Apache Hive 3 architectural overview
Understanding Apache Hive 3 major design features, such as default ACID transaction processing, can help you use Hive to address the growing needs of enterprise data warehouse systems.
Data storage and access control
One of the major architectural changes to support Hive 3 design gives Hive much more control over metadata memory resources and the file system, or object store. The following architectural changes from Hive 2 to Hive 3 provide improved security:
- Tightly controlled file system and computer memory resources, replacing flexible boundaries: Definitive boundaries increase predictability. Greater file system control improves security.
- Optimized workloads in shared files and YARN containers
- Hive uses ACID to determine which files to read rather than relying on the storage system.
- In Hive 3, file movement is reduced from that in Hive 2.

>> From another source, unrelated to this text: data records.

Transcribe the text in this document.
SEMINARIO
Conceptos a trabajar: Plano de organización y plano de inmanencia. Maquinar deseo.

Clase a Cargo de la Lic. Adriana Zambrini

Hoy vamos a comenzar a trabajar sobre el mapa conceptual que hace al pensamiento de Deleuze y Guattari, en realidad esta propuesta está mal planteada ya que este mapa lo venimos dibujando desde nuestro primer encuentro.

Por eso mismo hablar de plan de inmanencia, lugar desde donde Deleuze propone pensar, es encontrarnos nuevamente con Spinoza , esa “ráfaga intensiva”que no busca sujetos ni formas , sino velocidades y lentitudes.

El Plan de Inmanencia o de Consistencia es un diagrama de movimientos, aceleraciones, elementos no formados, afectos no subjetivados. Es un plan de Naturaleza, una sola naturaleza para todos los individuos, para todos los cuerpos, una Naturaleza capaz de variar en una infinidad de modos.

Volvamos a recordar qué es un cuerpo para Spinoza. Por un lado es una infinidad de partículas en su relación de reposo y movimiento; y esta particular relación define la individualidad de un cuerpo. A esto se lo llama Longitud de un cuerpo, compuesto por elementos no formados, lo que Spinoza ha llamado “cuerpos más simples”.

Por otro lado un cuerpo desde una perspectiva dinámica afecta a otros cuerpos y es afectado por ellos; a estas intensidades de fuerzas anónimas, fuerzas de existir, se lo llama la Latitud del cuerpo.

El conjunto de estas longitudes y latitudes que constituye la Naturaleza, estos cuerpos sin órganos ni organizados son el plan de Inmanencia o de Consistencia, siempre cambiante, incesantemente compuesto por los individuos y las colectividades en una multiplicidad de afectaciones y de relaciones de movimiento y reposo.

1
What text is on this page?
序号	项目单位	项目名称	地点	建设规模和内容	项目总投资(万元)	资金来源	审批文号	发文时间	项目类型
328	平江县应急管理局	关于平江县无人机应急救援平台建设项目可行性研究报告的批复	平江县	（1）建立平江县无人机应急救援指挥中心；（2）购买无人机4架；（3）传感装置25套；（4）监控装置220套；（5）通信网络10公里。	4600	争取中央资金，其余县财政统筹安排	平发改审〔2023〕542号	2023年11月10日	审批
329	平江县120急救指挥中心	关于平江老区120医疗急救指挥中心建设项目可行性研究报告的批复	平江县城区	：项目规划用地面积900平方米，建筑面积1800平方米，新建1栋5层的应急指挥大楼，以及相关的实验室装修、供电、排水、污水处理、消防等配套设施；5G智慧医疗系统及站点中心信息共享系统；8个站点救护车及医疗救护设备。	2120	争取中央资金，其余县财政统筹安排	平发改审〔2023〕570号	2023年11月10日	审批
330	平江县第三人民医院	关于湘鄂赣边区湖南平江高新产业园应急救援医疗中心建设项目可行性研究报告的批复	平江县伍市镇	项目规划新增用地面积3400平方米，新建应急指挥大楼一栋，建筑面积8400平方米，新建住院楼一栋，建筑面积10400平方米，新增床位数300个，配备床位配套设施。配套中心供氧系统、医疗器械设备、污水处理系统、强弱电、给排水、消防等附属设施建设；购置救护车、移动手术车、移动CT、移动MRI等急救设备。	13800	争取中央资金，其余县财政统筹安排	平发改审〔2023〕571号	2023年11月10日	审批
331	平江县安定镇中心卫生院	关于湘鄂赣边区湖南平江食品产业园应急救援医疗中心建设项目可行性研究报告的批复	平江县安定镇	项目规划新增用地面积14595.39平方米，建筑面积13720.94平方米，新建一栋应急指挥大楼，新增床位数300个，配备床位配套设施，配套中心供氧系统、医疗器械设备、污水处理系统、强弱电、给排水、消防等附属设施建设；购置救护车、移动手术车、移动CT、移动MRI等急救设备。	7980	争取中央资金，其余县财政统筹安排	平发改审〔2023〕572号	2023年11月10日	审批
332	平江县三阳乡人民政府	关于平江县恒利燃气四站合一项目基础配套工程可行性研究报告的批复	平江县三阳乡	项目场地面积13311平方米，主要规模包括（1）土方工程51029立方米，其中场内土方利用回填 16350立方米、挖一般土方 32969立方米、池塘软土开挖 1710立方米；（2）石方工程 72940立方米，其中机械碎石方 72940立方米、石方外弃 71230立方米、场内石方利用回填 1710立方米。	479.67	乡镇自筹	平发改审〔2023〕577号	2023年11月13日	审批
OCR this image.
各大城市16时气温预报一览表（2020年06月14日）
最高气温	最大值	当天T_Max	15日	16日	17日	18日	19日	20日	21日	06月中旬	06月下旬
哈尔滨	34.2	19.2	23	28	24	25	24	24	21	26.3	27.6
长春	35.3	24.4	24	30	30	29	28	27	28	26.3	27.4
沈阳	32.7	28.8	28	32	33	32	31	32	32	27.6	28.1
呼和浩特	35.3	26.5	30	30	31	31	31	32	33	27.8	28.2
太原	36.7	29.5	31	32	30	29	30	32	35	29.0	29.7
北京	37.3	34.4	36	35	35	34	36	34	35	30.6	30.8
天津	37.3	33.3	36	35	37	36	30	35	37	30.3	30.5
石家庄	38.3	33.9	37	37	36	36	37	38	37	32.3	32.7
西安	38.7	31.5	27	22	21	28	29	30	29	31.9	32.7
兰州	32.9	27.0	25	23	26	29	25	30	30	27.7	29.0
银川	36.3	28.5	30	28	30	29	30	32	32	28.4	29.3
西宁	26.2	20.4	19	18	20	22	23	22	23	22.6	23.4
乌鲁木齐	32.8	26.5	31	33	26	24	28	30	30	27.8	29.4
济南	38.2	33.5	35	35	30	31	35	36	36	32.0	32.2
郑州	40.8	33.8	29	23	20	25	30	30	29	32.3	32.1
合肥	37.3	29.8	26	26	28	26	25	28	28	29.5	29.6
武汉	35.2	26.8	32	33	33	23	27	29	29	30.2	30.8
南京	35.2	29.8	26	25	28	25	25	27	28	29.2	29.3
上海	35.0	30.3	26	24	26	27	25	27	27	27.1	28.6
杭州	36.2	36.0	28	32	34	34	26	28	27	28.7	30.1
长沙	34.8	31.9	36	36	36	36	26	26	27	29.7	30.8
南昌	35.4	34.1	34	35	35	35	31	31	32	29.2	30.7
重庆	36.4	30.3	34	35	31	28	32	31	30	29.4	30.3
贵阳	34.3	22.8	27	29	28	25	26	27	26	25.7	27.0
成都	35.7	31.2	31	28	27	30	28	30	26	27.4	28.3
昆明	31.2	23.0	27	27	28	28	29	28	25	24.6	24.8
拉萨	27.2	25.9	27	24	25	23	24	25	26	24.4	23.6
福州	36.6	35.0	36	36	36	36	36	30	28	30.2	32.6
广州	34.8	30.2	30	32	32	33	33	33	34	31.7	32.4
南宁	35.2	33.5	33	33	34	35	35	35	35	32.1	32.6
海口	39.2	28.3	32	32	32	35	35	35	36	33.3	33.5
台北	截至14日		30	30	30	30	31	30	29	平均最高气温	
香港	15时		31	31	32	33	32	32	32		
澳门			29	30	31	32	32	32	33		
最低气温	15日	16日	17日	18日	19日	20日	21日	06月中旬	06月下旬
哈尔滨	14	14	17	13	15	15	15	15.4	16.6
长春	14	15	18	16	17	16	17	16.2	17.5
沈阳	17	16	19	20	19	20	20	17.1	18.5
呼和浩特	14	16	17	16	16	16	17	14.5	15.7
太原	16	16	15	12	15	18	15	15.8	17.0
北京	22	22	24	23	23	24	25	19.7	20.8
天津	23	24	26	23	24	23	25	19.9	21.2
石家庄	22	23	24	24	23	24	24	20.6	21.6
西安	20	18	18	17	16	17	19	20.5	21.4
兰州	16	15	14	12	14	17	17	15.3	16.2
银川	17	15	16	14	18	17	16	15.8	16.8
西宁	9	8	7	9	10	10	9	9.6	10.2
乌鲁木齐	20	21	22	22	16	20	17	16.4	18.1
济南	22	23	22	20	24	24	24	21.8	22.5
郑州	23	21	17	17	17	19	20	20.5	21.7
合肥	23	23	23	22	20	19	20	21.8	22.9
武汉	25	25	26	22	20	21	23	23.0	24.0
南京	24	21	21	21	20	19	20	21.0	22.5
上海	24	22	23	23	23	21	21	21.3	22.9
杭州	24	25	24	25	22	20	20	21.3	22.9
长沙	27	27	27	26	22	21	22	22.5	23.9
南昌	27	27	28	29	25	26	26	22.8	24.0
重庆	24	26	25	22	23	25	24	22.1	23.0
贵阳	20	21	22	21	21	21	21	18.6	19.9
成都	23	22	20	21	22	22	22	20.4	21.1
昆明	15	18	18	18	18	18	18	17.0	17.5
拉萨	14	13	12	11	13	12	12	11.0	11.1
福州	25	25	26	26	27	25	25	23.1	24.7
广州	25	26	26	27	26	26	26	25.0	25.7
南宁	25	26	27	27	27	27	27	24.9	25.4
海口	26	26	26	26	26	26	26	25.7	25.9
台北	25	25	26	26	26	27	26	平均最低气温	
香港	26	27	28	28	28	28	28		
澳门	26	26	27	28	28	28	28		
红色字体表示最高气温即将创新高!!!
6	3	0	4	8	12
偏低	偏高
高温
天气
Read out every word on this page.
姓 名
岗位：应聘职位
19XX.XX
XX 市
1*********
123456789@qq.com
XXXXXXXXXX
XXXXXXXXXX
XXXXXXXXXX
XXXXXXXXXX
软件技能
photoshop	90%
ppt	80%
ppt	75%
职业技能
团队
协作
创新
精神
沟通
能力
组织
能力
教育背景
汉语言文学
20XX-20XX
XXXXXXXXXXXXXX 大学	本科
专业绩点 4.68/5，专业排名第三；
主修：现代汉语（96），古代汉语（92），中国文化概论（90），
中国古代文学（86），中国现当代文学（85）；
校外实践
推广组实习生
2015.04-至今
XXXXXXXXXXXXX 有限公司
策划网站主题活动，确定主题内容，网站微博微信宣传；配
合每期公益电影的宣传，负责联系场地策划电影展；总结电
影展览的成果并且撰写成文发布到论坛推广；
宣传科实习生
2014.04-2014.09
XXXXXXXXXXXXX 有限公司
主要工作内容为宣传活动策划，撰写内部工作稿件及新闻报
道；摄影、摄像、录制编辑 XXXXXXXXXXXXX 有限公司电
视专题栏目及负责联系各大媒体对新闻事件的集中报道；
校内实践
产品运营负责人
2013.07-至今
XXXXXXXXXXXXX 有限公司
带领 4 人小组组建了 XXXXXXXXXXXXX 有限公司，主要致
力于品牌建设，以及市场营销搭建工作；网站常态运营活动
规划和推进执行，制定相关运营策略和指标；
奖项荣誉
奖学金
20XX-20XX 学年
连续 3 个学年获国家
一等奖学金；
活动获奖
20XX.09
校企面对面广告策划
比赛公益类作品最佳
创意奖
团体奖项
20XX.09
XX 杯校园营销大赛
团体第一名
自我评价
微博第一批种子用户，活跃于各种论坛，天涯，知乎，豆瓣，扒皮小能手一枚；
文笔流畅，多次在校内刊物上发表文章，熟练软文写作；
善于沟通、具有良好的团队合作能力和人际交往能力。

- Hive caches metadata and data agressively to reduce file system operations
The major authorization model for Hive is Ranger. Hive enforces access controls specified in Ranger. This model offers stronger security than other security schemes and more flexibility in managing policies.
This model permits only Hive to access the Hive warehouse.
Transaction processing
You can deploy new Hive application types by taking advantage of the following transaction processing characteristics:
- Mature versions of ACID transaction processing:
ACID tables are the default table type.
ACID enabled by default causes no performance or operational overload.
- Simplified application development, operations with strong transactional guarantees, and
simple semantics for SQL commands
You do not need to bucket ACID tables.
- Materialized view rewrites
- Automatic query cache
- Advanced optimizations
Hive client changes
You can use the thin client Beeline for querying Hive from the command line. You can run Hive
administrative commands from the command line. Beeline uses a JDBC connection to Hive to run
commands. Hive parses, compiles, and runs operations. Beeline supports many of the
command-line options that Hive CLI supported. Beeline does not support hive -e set
key=value
to configure the Hive Metastore.
You enter supported Hive CLI commands by invoking Beeline using the hive
keyword, command option, and command. For example, hive -e set
. Using Beeline
instead of the thick client Hive CLI, which is no longer supported, has several advantages,
including low overhead. Beeline does not use the entire Hive code base. A small number of
daemons required to run queries simplifies monitoring and debugging.
Hive enforces allowlist and denylist settings that you can change using SET commands. Using the denylist, you can restrict memory configuration changes to prevent instability. Different Hive instances with different allowlists and denylists to establish different levels of stability.
Apache Hive Metastore sharing
Hive, Impala, and other components can share a remote Hive metastore.
Spark integration
Spark and Hive tables interoperate using the Hive Warehouse Connector.
You can use the Hive Warehouse Connector (HWC) to access Hive managed tables from Spark. HWC is specifically designed to access managed Hive tables, and supports writing to tables in ORC format only.
You do not need HWC to read from or write to Hive external tables. Spark uses native Spark to read external tables.
Query execution of batch and interactive workloads
You can connect to Hive using a JDBC command-line tool, such as Beeline, or using an JDBC/ODBC driver with a BI tool, such as Tableau. You configure the settings file for each instance to perform either batch or interactive processing.